There are two primary theories proposed:
External attack Theory: As there is a lack of alpha-1-antitrypsin in the blood, the liver is subject to attacks by neutrophil elastase, other destructive enzymes, or bacteria.

Internal attack Theory - Alpha-1 antitrypsin is produced normally, however is not secreted in circulation. The alpha-1 antitrypsin that accumulates in the liver cell membrane may cause the destruction of the liver. This theory is the most widely accepted theory. Around 10% of alpha-1 antitrypsin deficient infants develop cirrhosis in childhood. Of the remainder, about 10% develop cirrhosis later. Cirrhosis is commonest in the PiZZ phenotype and is almost not seen in the Pi Null phenotype.

Presentation

In infancy, it presents as cholestasis. In some patients, the cholestasis is so severe that biliary atresia is suspected. In others, features suggestive of DIC and septicemia may be seen. The cholestatic phase is usually of a few months duration; later the clinical picture is dominated by progressive cirrhosis. In a large number of PiZZ infants, there may be moderate hepatomegaly, with a temporary increase in liver enzymes and slightly conjugated hyperbilirubinemia. On biopsy of the liver, PAS+ globules are a constant feature. A correlation between the subsequent clinical course and histologic features of the liver tissue during the initial cholestatic stage can be established:-

  • When fibrosis is slight: all clinical manifestations disappear

  • When fibrosis is extensive - cirrhosis with portal hypertension develops early. With cirrhosis, the liver function decreases, the lobes become fibrosed and there is fat accumulation. This leads to decreased vitamin absorption, decreased bilirubin and hormonal metabolism, and decreased synthesis of albumin and other proteins.

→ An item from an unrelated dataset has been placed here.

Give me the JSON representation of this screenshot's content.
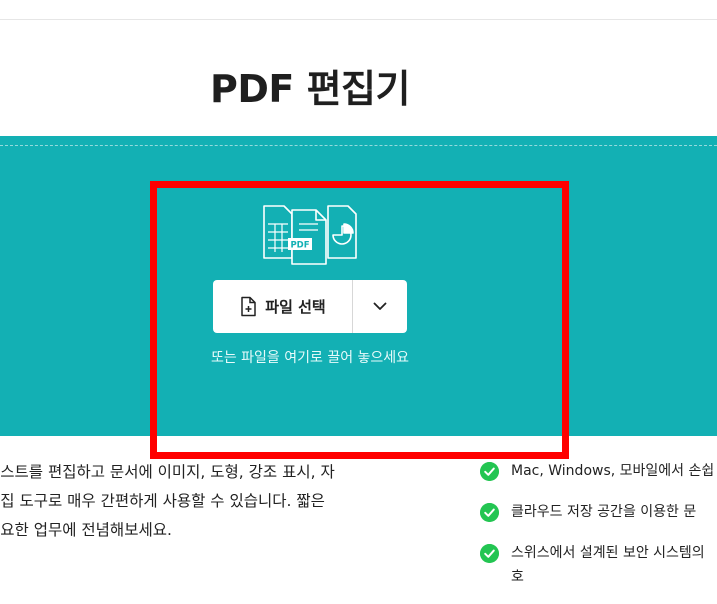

In adults, the main clinical feature is emphysema. Alpha-1 emphysema is also called genetic emphysema and usually causes symptoms in patients when they are in their 30's or 40's. The initial symptom is breathlessness and later leads to chest deformity. Emphysema caused by alpha-1 antitrypsin deficiency is a progressive disease. The lower regions of the lungs are affected first, whereas, in smokers, the damage first occurs in the upper portion of the lungs. In due course, the lungs become hyperinflated due to air trapping causing destruction of the lung tissue, and flattening of the diaphragm occurs due to hyperinflation. Many patients may suffer from chronic bronchitis causing a chronic cough. Asthma is also fairly common. It is characterized by wheezing, cough & shortness of breath. Panniculitis is an inflammation of subcutaneous fat causing the formation of lumps and lesions. It may occur in both children as well as adults.

Diagnosis

Most patients with alpha-1 antitrypsin deficiency have shortness of breath, chronic cough, and abnormal liver function tests. Based on the above findings, if there is suspicion of alpha-1-antitrypsin deficiency, then its presence can be detected by serum protein electrophoresis. Since alpha-1 antitrypsin is the predominant glycoprotein responsible for the 1 globulin band on routine protein electrophoresis, that band is absent in its deficiency. Serum protein electrophoresis is also recommended in relatives of a patient with diagnosed alpha-1 antitrypsin deficiency or if there is a family history of early emphysema especially in non-smokers. The protease inhibitor (Pi) phenotyping system classifies the variants by letters in the alphabet. The slowest moving glycoprotein is labeled Piz, while faster-moving protein complexes can be identified by earlier letters in the alphabet. Patients with alpha-l-antitrypsin levels of 11 um/L (80 mg%) or less are at increased risk of emphysema. Individuals diagnosed as alpha-1 antitrypsin deficient should undergo pulmonary function tests, blood gas analysis, chest X-Ray, electrocardiogram, and graded exercise test. In the case of cirrhosis, a liver biopsy is indicated.

Treatment

At present, the only treatment for these patients is replacement therapy with Human alpha-1 antitrypsin, which is derived from pooled human blood plasma. Replacement therapy is given as IV infusion and is recommended every weekly. It is given in the dose of 60 mg/kg. It is indicated in persons with PiZZ, Piz(Null), or Pi(Null)(Null) and those who have early evidence of panacinar emphysema. Patients should be vaccinated with Hepatitis B and Hepatitis A vaccine preferably before starting therapy. In patients with emphysema, anti-inflammatory steroids and bronchodilators are the treatment of choice. Oxygen therapy may be required in patients' with:

  • Resting PaO2 <55 m Hg or O2 saturation <85%

  • Cor pulmonale.

  • Resting PaO2 >55 mHg or O2 saturation >85% who desaturate to PO2 <55 mHg or O2 saturation <85% with exercise.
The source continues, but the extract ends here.